I believe that Polly Tommey engineered her Downing Street meeting in order to promote this new business venture. She claims to be concerned for the needs of autistic adults but has ignored all the initiatives in which adults are themselves involved. She has not consulted with any of the self advocacy groups for autistic adults. She has avoided any participation in the joint initiatives from the other autism groups in the UK. The Autism Bill does not even rate a mention in her Autism File. This is the woman who complained to the Daily Telegraph last year about Autism Speaks:
“Autism Speaks likes to work on its own,” says Polly Tommey who runs the British magazine Autism File. “Many charities and autism organisations won’t have anything to do with Autism Speaks for this reason.”
This is all a bit rich when you consider how Polly Tommey has sidestepped all the campaigns in the autism community to pursue her own agenda. As I said in my earlier blog post, I think she is unlikely to succeed, even with Sarah Brown, temporarily at least, hitched to her wagon.
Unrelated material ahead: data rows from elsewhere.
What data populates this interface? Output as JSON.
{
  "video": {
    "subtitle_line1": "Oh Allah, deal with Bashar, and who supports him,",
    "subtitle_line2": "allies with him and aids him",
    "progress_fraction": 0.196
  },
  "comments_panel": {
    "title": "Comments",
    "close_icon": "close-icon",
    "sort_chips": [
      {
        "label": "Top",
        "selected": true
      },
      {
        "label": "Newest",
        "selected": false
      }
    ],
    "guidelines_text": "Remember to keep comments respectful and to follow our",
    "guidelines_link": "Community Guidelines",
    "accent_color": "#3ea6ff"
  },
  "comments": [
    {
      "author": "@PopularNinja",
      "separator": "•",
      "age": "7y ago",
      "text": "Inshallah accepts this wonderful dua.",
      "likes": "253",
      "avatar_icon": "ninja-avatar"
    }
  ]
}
But she could make things awkward for those of us promoting genuine initiatives with a real likelihood of success.
Next week she is speaking at a seminar in Leeds, HOW DO WE BEST ENABLE CHILDREN AND ADULTS WITH AUTISM TO LEAD FULL LIVES ? I have no doubt that her much publicized meeting at Number Ten helped to secure her invitation. I hope that the assembled speakers who all seem far more qualified than her to speak to this question are not derailed by another bout of self aggrandizement from the women who describes herself in her autobiographical sketch for the seminar as
one of the leading figures in autism in the UK as a campaigning and influential journalist and is featured regularly as a sector expert in the media.
She may be a leading figure to the dwindling band of people who believe that vaccines cause autism and pills and potions can cure it. But she is wrong. And all the business skills and acumen in the world are not going to change that.